Tuesday, January 1, 2013

A beautiful year


I had initially started a different post about my kids; how they love each other, despite their fussing and nagging and fighting, yet when  went through the Facebook posts this morning, I was amazed at so many “A new beginning!”  “Thank God 2012 is over!”  “I’m glad I got through 2012!”  Wait, what??
No. 
Folks, time is a human thing.  The kids and I spent a good half hour discussing that very topic last night at 12:45, when all of us (including the dog) were in my full size bed.  I brought up that now in the bed (12:46 a.m., January 1, 2013) was really no different than then (11:59 p.m., December 31, 2012), when Ethan and I were yelling the countdown and giggling that Maggie took that opportunity to go for a pee and was missing the “bridge” into the “new year”.  It turn out she wanted to call my cell from the house phone at 12:00 to wish me a happy new year & be my first phone call of the new year. 
Time is relative.  It is not absolute or complete.  I have heard more times than I care to remember that I can start my day over anytime I choose.  Granted, we can’t “technically” be in whichever year we’d like, or I’d be in 1988, I think.  Sigh…the 80s were amazing…all those rad hairbands.
Back to the point:  Last year was beautiful – they are all beautiful years, if you choose to make them so. Certain events are difficult, guaranteed, but we live through them, we learn, and most importantly, we grow. One of the sayings my mother repeated far too much was “Life isn’t fair”, and it isn’t!  There is no way we can expect life to be the way it is in a movie.  As a living, conscious Being, we are subject to births and deaths,  tragedies and joyous occasions, happiness and sorrow, along with all those other things which make Life what it is: an Experience.

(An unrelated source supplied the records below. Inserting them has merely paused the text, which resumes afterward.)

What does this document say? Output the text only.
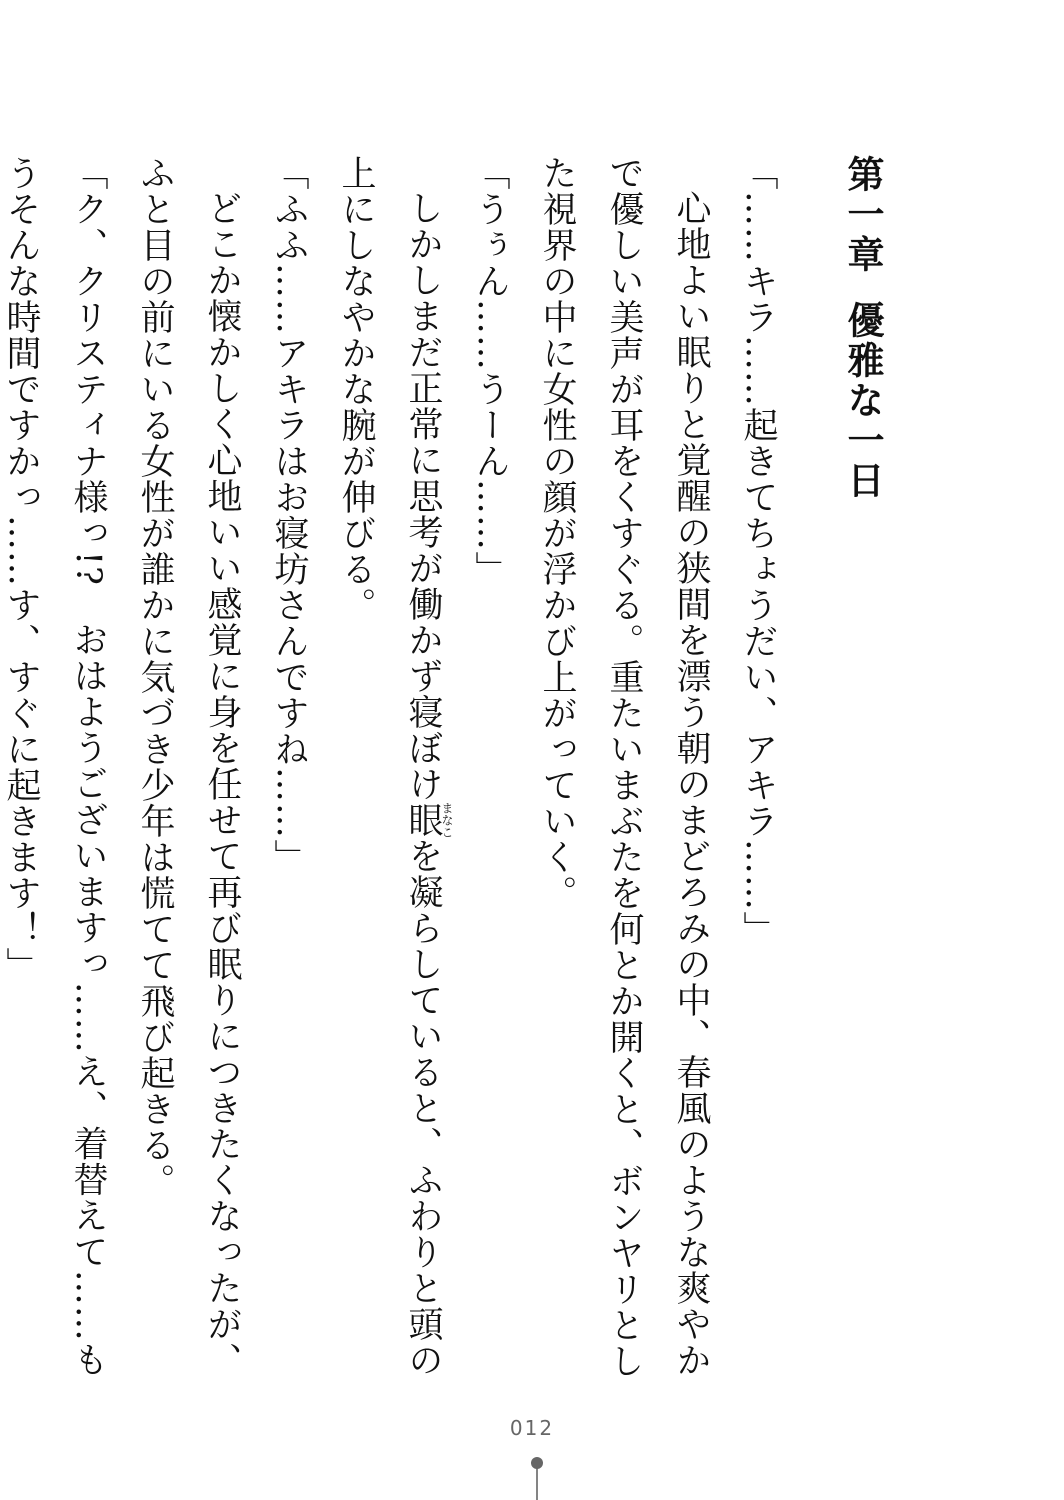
第一章優雅な一日

「……キラ……起きてちょうだい、アキラ……」

心地よい眠りと覚醒の狭間を漂う朝のまどろみの中、春風のような爽やかで優しい美声が耳をくすぐる。重たいまぶたを何とか開くと、ボンヤリとした視界の中に女性の顔が浮かび上がっていく。

「うぅん……うーん……」

しかしまだ正常に思考が働かず寝ぼけ眼まなこを凝らしていると、ふわりと頭の上にしなやかな腕が伸びる。

「ふふ……アキラはお寝坊さんですね……」

どこか懐かしく心地いい感覚に身を任せて再び眠りにつきたくなったが、ふと目の前にいる女性が誰かに気づき少年は慌てて飛び起きる。

「ク、クリスティナ様っ!?　おはようございますっ……え、着替えて……もうそんな時間ですかっ……す、すぐに起きます！」

012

On our way home last night, in the final hours of 2012, my son and I (Mags was asleep in the car) decided to stop by the river where we had said goodbye to baby Ryan’s ashes the year before.  It was icy cold outside; 29 degrees and so motionless.  The river was moving gently, as if she, too, was chilled and a flock of geese slept huddled by the shore.  Ethan and I saw a quiet mist hugging the water, trying to blanket the river, yet the water rushed hurriedly on, trying to get downstream to a warmer place.  The once-full moon looked mournfully over our shoulders, giving us light to say ‘hi’ to Ryan, and so we did. 
Once we were in the car again, Ethan asked where the river ended up, if it went as far as the ocean.  He wanted to know if Ryan’s ashes were in the Pacific.  Talking in that warm car as we headed home those last hours of 2012, it was a beautiful conversation about Life.  Yes, my heart hurts sometimes, because I missed out in the birth & life of Ryan or because my father is no longer here.  Yet others are here, right now in this beautiful Life. So while they are here, while I am here, let us all Live.